Di samping kiri dan kanan aula dibuka lapak produk MG diataranya pakaian yang, jaket, rompi, bahkan tas bermerek MG degelar di meja tersebut. Semua produk terjual dalam jumlah yang banyak. Penulis membeli produk bermerek MG dengan gila-gilaan. Alhasil MG mendapatkan keuntungan yang besar dari penjualan produk tersebut.

Di Meja tersebut juga disediakan tempat penjualan buku penulis produk MG, ada yang barter, ada yang membeli. Semua buku habis terjual, bahkan yang secara langsung juga dalam jumlah yang banyak. Hebat program MG. Kegiatan fokus kepada peberian penghargaan kepada pelopor literasi mulai dari Kepala Daerah, Dinas pendidikan, dan guru-guru yang menggerakan literasi di daerahnya masing-masing.

Lebih seru lagi di hari kedua, 1 Desember 2019 kegiatan diadakan di gedung Kemedikbut tempat Mas Nadiem melaksanakan tugasnya. Dimulai dengan curhat sang editor, wawancara dengan guru penulis yang terbanyak di Gurusiana, dan pemberian hadiah kepada guru-guru yang bukunya banyak terjual.

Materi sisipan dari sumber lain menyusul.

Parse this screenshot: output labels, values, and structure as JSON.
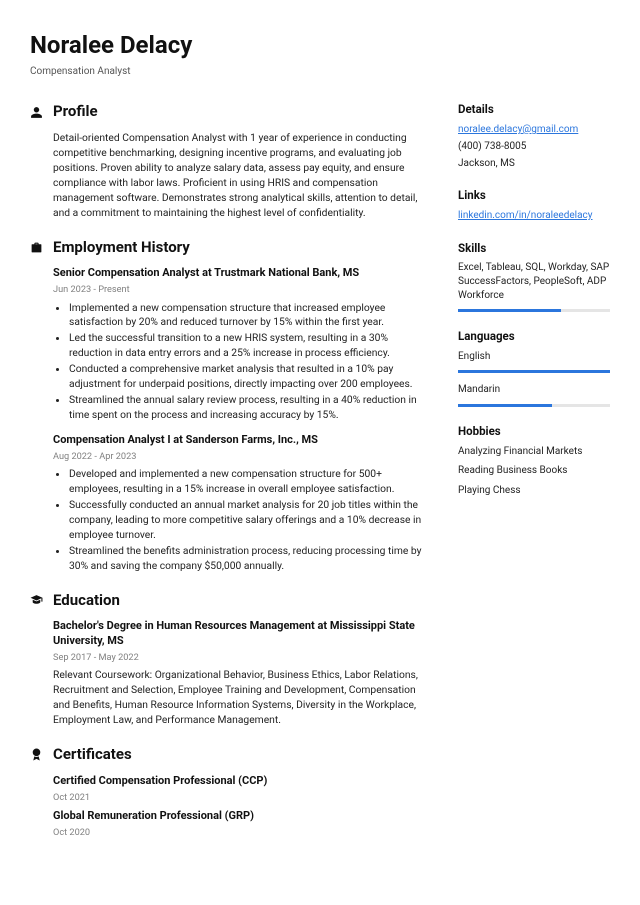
{
  "header": {
    "name": "Noralee Delacy",
    "title": "Compensation Analyst"
  },
  "profile": {
    "heading": "Profile",
    "text": "Detail-oriented Compensation Analyst with 1 year of experience in conducting competitive benchmarking, designing incentive programs, and evaluating job positions. Proven ability to analyze salary data, assess pay equity, and ensure compliance with labor laws. Proficient in using HRIS and compensation management software. Demonstrates strong analytical skills, attention to detail, and a commitment to maintaining the highest level of confidentiality."
  },
  "employment": {
    "heading": "Employment History",
    "entries": [
      {
        "title": "Senior Compensation Analyst at Trustmark National Bank, MS",
        "dates": "Jun 2023 - Present",
        "bullets": [
          "Implemented a new compensation structure that increased employee satisfaction by 20% and reduced turnover by 15% within the first year.",
          "Led the successful transition to a new HRIS system, resulting in a 30% reduction in data entry errors and a 25% increase in process efficiency.",
          "Conducted a comprehensive market analysis that resulted in a 10% pay adjustment for underpaid positions, directly impacting over 200 employees.",
          "Streamlined the annual salary review process, resulting in a 40% reduction in time spent on the process and increasing accuracy by 15%."
        ]
      },
      {
        "title": "Compensation Analyst I at Sanderson Farms, Inc., MS",
        "dates": "Aug 2022 - Apr 2023",
        "bullets": [
          "Developed and implemented a new compensation structure for 500+ employees, resulting in a 15% increase in overall employee satisfaction.",
          "Successfully conducted an annual market analysis for 20 job titles within the company, leading to more competitive salary offerings and a 10% decrease in employee turnover.",
          "Streamlined the benefits administration process, reducing processing time by 30% and saving the company $50,000 annually."
        ]
      }
    ]
  },
  "education": {
    "heading": "Education",
    "entries": [
      {
        "title": "Bachelor's Degree in Human Resources Management at Mississippi State University, MS",
        "dates": "Sep 2017 - May 2022",
        "desc": "Relevant Coursework: Organizational Behavior, Business Ethics, Labor Relations, Recruitment and Selection, Employee Training and Development, Compensation and Benefits, Human Resource Information Systems, Diversity in the Workplace, Employment Law, and Performance Management."
      }
    ]
  },
  "certificates": {
    "heading": "Certificates",
    "entries": [
      {
        "title": "Certified Compensation Professional (CCP)",
        "dates": "Oct 2021"
      },
      {
        "title": "Global Remuneration Professional (GRP)",
        "dates": "Oct 2020"
      }
    ]
  },
  "aside": {
    "details": {
      "heading": "Details",
      "email": "noralee.delacy@gmail.com",
      "phone": "(400) 738-8005",
      "location": "Jackson, MS"
    },
    "links": {
      "heading": "Links",
      "items": [
        "linkedin.com/in/noraleedelacy"
      ]
    },
    "skills": {
      "heading": "Skills",
      "text": "Excel, Tableau, SQL, Workday, SAP SuccessFactors, PeopleSoft, ADP Workforce",
      "level": 68
    },
    "languages": {
      "heading": "Languages",
      "items": [
        {
          "name": "English",
          "level": 100
        },
        {
          "name": "Mandarin",
          "level": 62
        }
      ]
    },
    "hobbies": {
      "heading": "Hobbies",
      "items": [
        "Analyzing Financial Markets",
        "Reading Business Books",
        "Playing Chess"
      ]
    }
  }
}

Satu persatu editor dperkenalkan menceritakan suka dan duka menjadi editor MG. Kegiatan di gedung F lantai 6 tersebut juga sangat meriah. Acara dimulai dengan keluh kesah Para Editor di antaranya Yuda dan Yudi. Pesan Mas Yudi, " Jangan bosan bersabar menunggu hasil editan". Rifki Risna, editor yang masih jomlo menemukan banyak naskah yang plagiat". Lain lagi dengan Kun Eka Anti yang bergabung dengan MG mulai tahun 2016 dan menjadi editor 2017, Ibu cantik yang sudah mengedit 600 tersebut mengungkapkan banyak penulis yang sangat antusias agar bukunya cepat selesai. Bahkan ada yang mengirim sinopsisnya tanpa naskah.

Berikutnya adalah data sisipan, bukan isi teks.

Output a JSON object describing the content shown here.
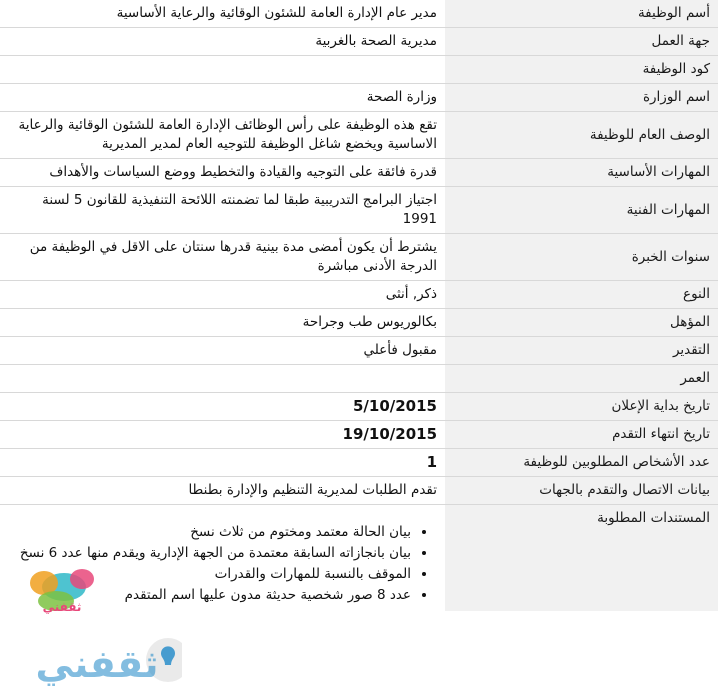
{
  "rows": [
    {
      "label": "أسم الوظيفة",
      "value": "مدير عام الإدارة العامة للشئون الوقائية والرعاية الأساسية",
      "bold": false
    },
    {
      "label": "جهة العمل",
      "value": "مديرية الصحة بالغربية",
      "bold": false
    },
    {
      "label": "كود الوظيفة",
      "value": "",
      "bold": false
    },
    {
      "label": "اسم الوزارة",
      "value": "وزارة الصحة",
      "bold": false
    },
    {
      "label": "الوصف العام للوظيفة",
      "value": "تقع هذه الوظيفة على رأس الوظائف الإدارة العامة للشئون الوقائية والرعاية الاساسية ويخضع شاغل الوظيفة للتوجيه العام لمدير المديرية",
      "bold": false
    },
    {
      "label": "المهارات الأساسية",
      "value": "قدرة فائقة على التوجيه والقيادة والتخطيط ووضع السياسات والأهداف",
      "bold": false
    },
    {
      "label": "المهارات الفنية",
      "value": "اجتياز البرامج التدريبية طبقا لما تضمنته اللائحة التنفيذية للقانون 5 لسنة 1991",
      "bold": false
    },
    {
      "label": "سنوات الخبرة",
      "value": "يشترط أن يكون أمضى مدة بينية قدرها سنتان على الاقل في الوظيفة من الدرجة الأدنى مباشرة",
      "bold": false
    },
    {
      "label": "النوع",
      "value": "ذكر, أنثى",
      "bold": false
    },
    {
      "label": "المؤهل",
      "value": "بكالوريوس طب وجراحة",
      "bold": false
    },
    {
      "label": "التقدير",
      "value": "مقبول فأعلي",
      "bold": false
    },
    {
      "label": "العمر",
      "value": "",
      "bold": false
    },
    {
      "label": "تاريخ بداية الإعلان",
      "value": "5/10/2015",
      "bold": true
    },
    {
      "label": "تاريخ انتهاء التقدم",
      "value": "19/10/2015",
      "bold": true
    },
    {
      "label": "عدد الأشخاص المطلوبين للوظيفة",
      "value": "1",
      "bold": true
    },
    {
      "label": "بيانات الاتصال والتقدم بالجهات",
      "value": "تقدم الطلبات لمديرية التنظيم والإدارة بطنطا",
      "bold": false
    }
  ],
  "documents": {
    "label": "المستندات المطلوبة",
    "items": [
      "بيان الحالة معتمد ومختوم من ثلاث نسخ",
      "بيان بانجازاته السابقة معتمدة من الجهة الإدارية ويقدم منها عدد 6 نسخ",
      "الموقف بالنسبة للمهارات والقدرات",
      "عدد 8 صور شخصية حديثة مدون عليها اسم المتقدم"
    ]
  },
  "watermark": {
    "text": "ثقفني",
    "colors": {
      "blue": "#1e88c8",
      "teal": "#2fb8c8",
      "orange": "#f0a020",
      "green": "#7cc242",
      "pink": "#e8487a"
    }
  }
}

Editor Bu Istiqomah yang dikenal dengan editor terkejam menungkapkan, "Banyak ilmu yang didapatkan dari penulis. Di samping itu, penulis suka mengamuk kalau karyanya lambat diedit.” Ia Menyampaikan kesan-kesannya dengan penuh semangat.

Selanjutnya wawancara diadakan kepada guru yang berhasil menulis buku terbanyak. Ada yang menyatakan menulis buku karena ingin menyalamatkan karya yang sudah digrokoti tikus. Lain lagi dengan Meri, karena ia suka berkhayal, mendapat pelajaran, akhirnya menghasilkan dua buku. Abas, anak Bandung asal Sumedang, Terjebak dalam Media Guru judul bukunya sangat menarik. Ia mengikuti kelas menulis empat kali. Ainun, penulis Mahligai Di Sayat Sembilu dari Kepri pengalaman yang pahit. Rahmi Bardar dari Medan menungkapkan dengan bergabung dengan Media Guru bisa bersalaman dengan orang penting. Mukhlis dari Mungo menghasilkan buku dalam satu bulan tiga buku. Salah satunya adalah Matahari bersinar di Adha. Penulis dari Sulawesi yang sangat mengharukan, " Media guru merupakan asbak mengantarkan saya ke Jakarta karena saya belum pernah ke Jakarta, belum.pernah naik peswat, belum pernah melihat kereta api.", katanya. MG memang gila bisa menarik jiwa-jiwa dari daerah yang jauh sampai yang terdekat.

Acara yang tak kalah gilanya menceritakan bagaimana trik penjualan buku agar cepat terjual. Widayanti Ros, dari Sumenep Madura, penulis Batman Techer, peserta Sagu Sabu susulan dari Batu Malang tersebut mengungkapkan agar buku laris harus judulnya menarik dan memiliki nilai jual. Berkat Bu Istiqomah yang memberi judul bukunya, akhirnya bukunya laris manis.

Lain lagi dengan pasangan penulis dari Sumbar, ide dari kisah hidup sendiri sebagai guru yang mana guru banyak terjebak dalam utang piutang di bank. Akhirnya bisa menghasilkan jutaan dari bukunya Menjalani Hidup Tanpa Riba. Mereka punya moto hidup berbagi kebaikan, luruskan niat, diperlukan ummat, dan ikhlas.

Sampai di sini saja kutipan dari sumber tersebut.